Ti stai chiedendo quali beni possono essere colpiti e come puoi difenderti da una misura così invasiva?

Il sequestro preventivo fiscale è uno strumento cautelare che l’autorità giudiziaria può disporre, su richiesta della Procura, nei procedimenti penali per reati tributari.
Serve a garantire che, in caso di condanna, lo Stato possa recuperare le imposte evase o i profitti illeciti.

👉 È una misura molto severa, perché colpisce direttamente beni, conti correnti e patrimonio dell’imputato, anche prima della sentenza definitiva.


⚖️ Quando scatta il sequestro preventivo fiscale

  • In presenza di gravi indizi di colpevolezza per reati tributari (es. dichiarazione fraudolenta, omessa dichiarazione, indebita compensazione);
  • Quando vi è il pericolo che i beni possano essere dispersi o sottratti al recupero;
  • Su decisione del Giudice per le indagini preliminari (GIP), su richiesta della Procura della Repubblica.

📌 Cosa può essere sequestrato

  • Conti correnti bancari e postali;
  • Immobili intestati all’indagato;
  • Partecipazioni societarie;
  • Veicoli, beni mobili registrati, gioielli;
  • In alcuni casi, beni intestati a terzi se ritenuti fittiziamente intestati.

🔍 Cosa fare quando scatta

  1. Leggere attentamente il provvedimento: capire il reato contestato e i beni oggetto di sequestro.
  2. Verificare la proporzionalità: il sequestro deve essere limitato all’importo dell’imposta evasa o dei profitti illeciti.
  3. Valutare ricorso al Tribunale del Riesame: entro 10 giorni è possibile impugnare il provvedimento.
  4. Dimostrare l’estraneità dei beni: provare che i beni sequestrati non sono legati al reato contestato.
  5. Agire tempestivamente con un avvocato specializzato: ogni giorno di ritardo può aggravare le conseguenze patrimoniali.

🛡️ Come può aiutarti l’Avv.
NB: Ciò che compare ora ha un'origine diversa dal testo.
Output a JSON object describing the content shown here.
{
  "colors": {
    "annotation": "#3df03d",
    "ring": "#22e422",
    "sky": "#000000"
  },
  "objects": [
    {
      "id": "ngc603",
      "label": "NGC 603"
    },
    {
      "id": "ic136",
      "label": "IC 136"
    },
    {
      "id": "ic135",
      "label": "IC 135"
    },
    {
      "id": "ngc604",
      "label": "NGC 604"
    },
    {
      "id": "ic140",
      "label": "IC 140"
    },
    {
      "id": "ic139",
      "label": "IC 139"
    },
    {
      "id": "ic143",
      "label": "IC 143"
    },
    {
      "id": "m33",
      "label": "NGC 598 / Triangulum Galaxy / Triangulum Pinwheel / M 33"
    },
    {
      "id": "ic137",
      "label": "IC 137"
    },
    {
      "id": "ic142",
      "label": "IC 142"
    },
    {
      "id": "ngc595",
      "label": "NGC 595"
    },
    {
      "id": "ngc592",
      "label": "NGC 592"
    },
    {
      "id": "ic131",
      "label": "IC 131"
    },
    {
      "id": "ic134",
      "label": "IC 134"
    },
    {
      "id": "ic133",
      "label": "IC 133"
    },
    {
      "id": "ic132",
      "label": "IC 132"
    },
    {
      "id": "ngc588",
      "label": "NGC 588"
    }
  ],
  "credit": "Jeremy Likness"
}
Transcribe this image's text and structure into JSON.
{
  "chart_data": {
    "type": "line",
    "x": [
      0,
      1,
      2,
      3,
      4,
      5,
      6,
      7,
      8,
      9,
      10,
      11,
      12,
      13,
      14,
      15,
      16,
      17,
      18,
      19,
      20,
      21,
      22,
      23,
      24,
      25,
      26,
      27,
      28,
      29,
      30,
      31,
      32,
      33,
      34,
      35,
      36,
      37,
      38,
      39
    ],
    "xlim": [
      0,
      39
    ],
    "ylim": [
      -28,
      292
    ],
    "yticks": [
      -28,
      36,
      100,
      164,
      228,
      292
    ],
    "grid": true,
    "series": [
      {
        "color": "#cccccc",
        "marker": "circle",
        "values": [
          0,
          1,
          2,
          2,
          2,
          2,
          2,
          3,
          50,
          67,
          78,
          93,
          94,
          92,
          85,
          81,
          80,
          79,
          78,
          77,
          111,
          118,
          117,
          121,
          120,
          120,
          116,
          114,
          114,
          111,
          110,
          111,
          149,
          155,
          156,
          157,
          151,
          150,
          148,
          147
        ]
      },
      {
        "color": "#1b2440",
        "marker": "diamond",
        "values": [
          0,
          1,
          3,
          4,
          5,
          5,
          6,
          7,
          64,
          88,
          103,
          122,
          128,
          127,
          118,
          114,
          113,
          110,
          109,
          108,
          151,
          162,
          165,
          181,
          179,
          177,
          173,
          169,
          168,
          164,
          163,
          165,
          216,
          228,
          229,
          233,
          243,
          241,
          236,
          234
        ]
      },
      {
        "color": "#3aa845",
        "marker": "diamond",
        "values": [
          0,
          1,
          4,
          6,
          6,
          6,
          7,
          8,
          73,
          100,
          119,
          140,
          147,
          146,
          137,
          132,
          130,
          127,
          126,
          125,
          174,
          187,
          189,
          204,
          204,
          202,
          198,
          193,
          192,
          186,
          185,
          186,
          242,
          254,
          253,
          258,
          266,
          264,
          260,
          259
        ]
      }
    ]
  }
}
Giuseppe Monardo

  • 📂 Analizza il provvedimento di sequestro e i motivi della contestazione;
  • 📌 Verifica la legittimità e la proporzionalità della misura cautelare;
  • ✍️ Predispone ricorso al Tribunale del Riesame per ottenere la revoca o la riduzione del sequestro;
  • ⚖️ Ti difende nel procedimento penale tributario collegato al sequestro;
  • 🔁 Valuta soluzioni alternative, come istanze di dissequestro parziale o conversione in garanzie.

🎓 Le qualifiche dell’Avv. Giuseppe Monardo

  • ✔️ Avvocato esperto in reati tributari e misure cautelari fiscali;
  • ✔️ Specializzato in difesa patrimoniale e processi penali tributari;
  • ✔️ Gestore della crisi iscritto presso il Ministero della Giustizia.

Conclusione

Il sequestro preventivo fiscale è una misura drastica che può paralizzare la tua vita economica, ma non è definitiva: può essere contestata e revocata se manca la proporzionalità o il legame con il reato.
Con un’assistenza legale tempestiva puoi difendere i tuoi beni, ridurre l’impatto del provvedimento e tutelare il tuo patrimonio.